Monday, September 24, 2007

Forgetting What is behind...

Phllipians 3:12-14Not that I have already obtained all this, or have already been made perfect, but I press on to take hold of that for which Christ Jesus took hold of me. Brothers, I do not consider myself yet to have taken hold of it. But one think I do: forgetting what is behind and straining toward what is ahead, I press on towards the goal to win the prize for which God has called me heavenward in Jesus.

Yesterday I was sitting in church and out of no where this verse came into my head. Mark, the pastor was not even talking about it, but there it was. For the last 10+ day's I have been doing somewhat of a Ramadan fast, praying for specific things in my life as well as some friends who are working with Muslims in India and Canada. Since doing it I feel that my mind has gotten clearer and things in my life that I have been desiring for a while now are happening.

I have realized that there are some things and circumstances in my life that are broken and beyond repair. For the last while I have spent my energy trying to repair these things, but I cannot. A few of these things are my dad and the situation of my mom and his divorce, some friendships that have been broken and even things with YWAM. The realization that I had on Sunday was that instead of trying to fix unfixable things I need to let them die and in doing see new life come. The paradox of death as taught by Christ is that when things die, a grain of wheat, there comes life.
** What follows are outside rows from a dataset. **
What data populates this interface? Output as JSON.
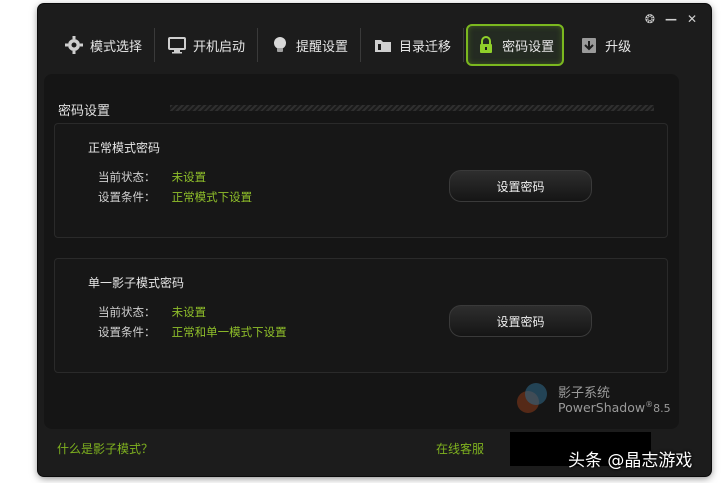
{
  "title_buttons": [
    "❂",
    "—",
    "✕"
  ],
  "tabs": [
    {
      "label": "模式选择",
      "icon": "gear-icon"
    },
    {
      "label": "开机启动",
      "icon": "monitor-icon"
    },
    {
      "label": "提醒设置",
      "icon": "bulb-icon"
    },
    {
      "label": "目录迁移",
      "icon": "folder-icon"
    },
    {
      "label": "密码设置",
      "icon": "lock-icon",
      "active": true
    },
    {
      "label": "升级",
      "icon": "upgrade-icon"
    }
  ],
  "panel": {
    "title": "密码设置",
    "normal": {
      "title": "正常模式密码",
      "status_label": "当前状态：",
      "status_value": "未设置",
      "cond_label": "设置条件：",
      "cond_value": "正常模式下设置",
      "button": "设置密码"
    },
    "single": {
      "title": "单一影子模式密码",
      "status_label": "当前状态：",
      "status_value": "未设置",
      "cond_label": "设置条件：",
      "cond_value": "正常和单一模式下设置",
      "button": "设置密码"
    }
  },
  "logo": {
    "name": "影子系统",
    "product": "PowerShadow",
    "version": "8.5"
  },
  "footer": {
    "what_is": "什么是影子模式？",
    "online_service": "在线客服"
  },
  "watermark": "头条 @晶志游戏",
  "colors": {
    "accent": "#7bb81f",
    "value_text": "#8fbf2a"
  }
}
I cannot fix the brokenness of my parents divorce, but I can hope for a future and live for that. I can't fix the broken relationship's that I have with my friends, but I can forget about the past and look to them in hope for the future. I can't fix the brokenness that has taken place in YWAM Seattle, but I can let the old YWAM, which has been waiting to die for some time now die and look to the new life that God has.
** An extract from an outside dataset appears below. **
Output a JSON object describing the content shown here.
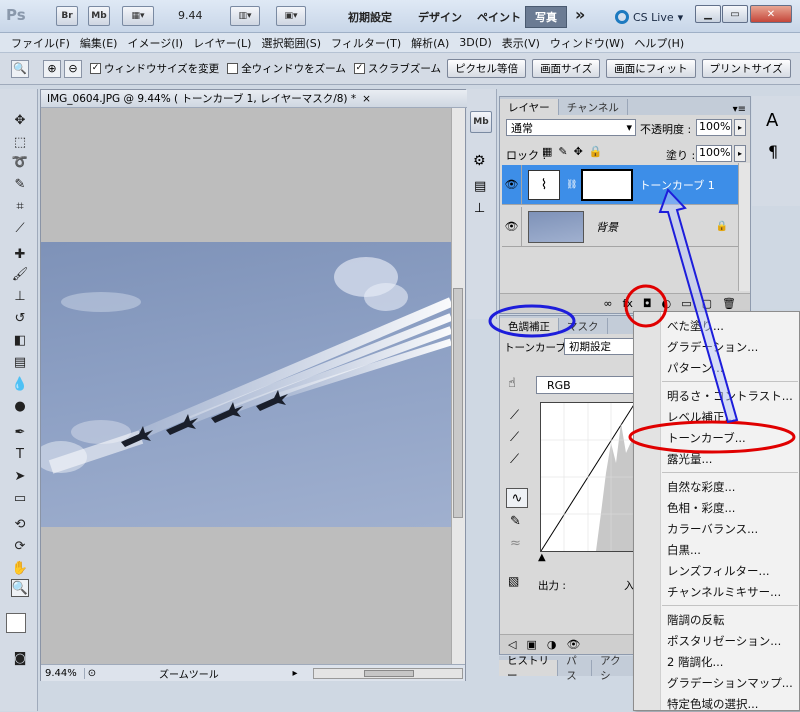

This has been a heavy, but good week for me. I thank God for revealing this to me, not out of anything in me, but out of His infinite mercy and understanding.

Amen.

2 comments:

Julie Johnson said...

it was great seeing you the other day, even if it was only for a few minutes.

Trevor said...

Hey man!I love that you are fasting during Ramadan...I get what you are saying about letting go of things. It is not easy though, to admit that YOU can't do anything about that stuff. It is obviously not easy to fully trust God, it actually messes with you. Keep going man!